I used to worry a lot about whether or not I was living up to everyone's expectations. It is such an easy trap to fall into and once you're in, it is hard to get out. For me it started back in high school when I constantly strived to get the approval of my friends, teachers, parents..basically everyone that I came in contact with. I always wanted that pat on the back or that encouraging word. I could have an entire week of successes but if one person didn't acknowledge that I had done something right or told me that I had done something wrong....the week was ruined.
There is a misconception in this world that one must be perfect. I see it all the time in the way parents maneuver their children in and out of the various activities. Every parent wants their child to be "the one" and many will go to great lengths to have that happen. How many of you out there have felt that pressure? The pressure to be good all the time, to be right all the time, to not make a mistake? How many of you have been fearful of a parent's reaction to a misstep, to a friend's view of your new thought process, to a boyfriend/girlfriend/spouse's reaction to a desire for a new direction? How many times has that fear paralyzed you in to doing nothing? Rather than face the sound of criticism you opted for the safe route of just "playing along".

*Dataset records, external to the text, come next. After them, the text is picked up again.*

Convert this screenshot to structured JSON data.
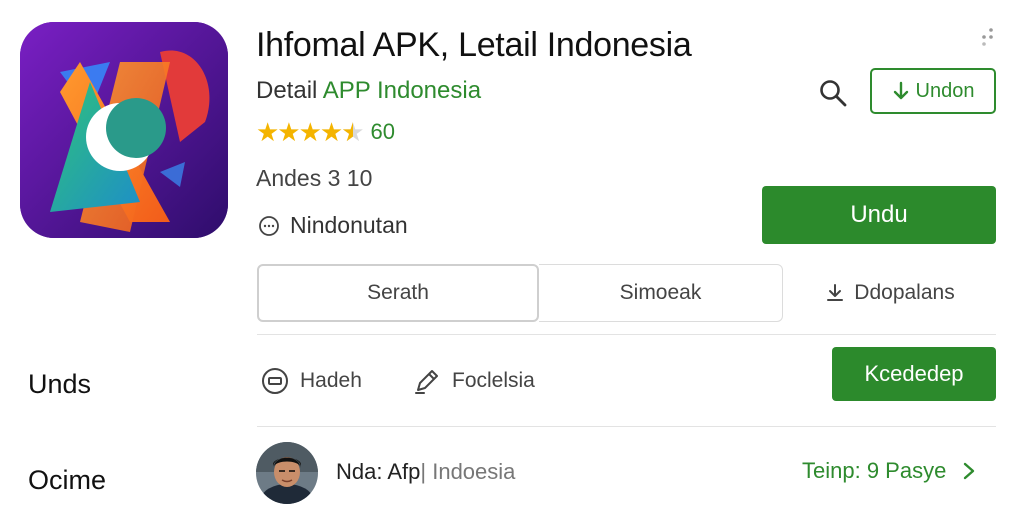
{
  "app": {
    "title": "Ihfomal APK, Letail Indonesia",
    "subtitle_prefix": "Detail ",
    "subtitle_accent": "APP Indonesia",
    "rating_stars": 4.5,
    "rating_value": "60",
    "version": "Andes 3 10",
    "downloads": "Nindonutan",
    "icon": "app-logo-icon"
  },
  "header": {
    "search_icon": "search-icon",
    "undon_label": "Undon",
    "more_icon": "more-vert-icon"
  },
  "install": {
    "label": "Undu"
  },
  "tabs": [
    {
      "label": "Serath"
    },
    {
      "label": "Simoeak"
    },
    {
      "label": "Ddopalans",
      "icon": "download-icon"
    }
  ],
  "sections": {
    "first_label": "Unds",
    "second_label": "Ocime"
  },
  "actions": [
    {
      "label": "Hadeh",
      "icon": "tag-icon"
    },
    {
      "label": "Foclelsia",
      "icon": "pen-icon"
    }
  ],
  "secondary_button": {
    "label": "Kcededep"
  },
  "developer": {
    "name_prefix": "Nda: Afp",
    "name_suffix": "| Indoesia",
    "link": "Teinp: 9 Pasye",
    "avatar": "avatar-photo"
  },
  "colors": {
    "accent_green": "#2c8a2c",
    "star_yellow": "#f4b400",
    "icon_bg": "#5a1aa0"
  }
}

In my old age of 32 I am slowly coming to the realization that the idea of "playing along" doesn't work any more. I don't want to sit back and let other people decide what is right for me, I have no desire to let other people's ideas dictate where and what I do with my life. The biggest lesson I have learned? I AM NOT PERFECT. Not even close. People may want me to be perfect but all I can do is look at them, shrug my shoulders and say "sorry..not gonna happen". It is impossible to be perfect so why even try. I will work hard and strive for success in the eyes of God and no one else.
Perfection is overrated....don't try to do what you will never achieve.
Work hard, play hard and thank God for what you have each day....life is easy when you break it down to the essentials.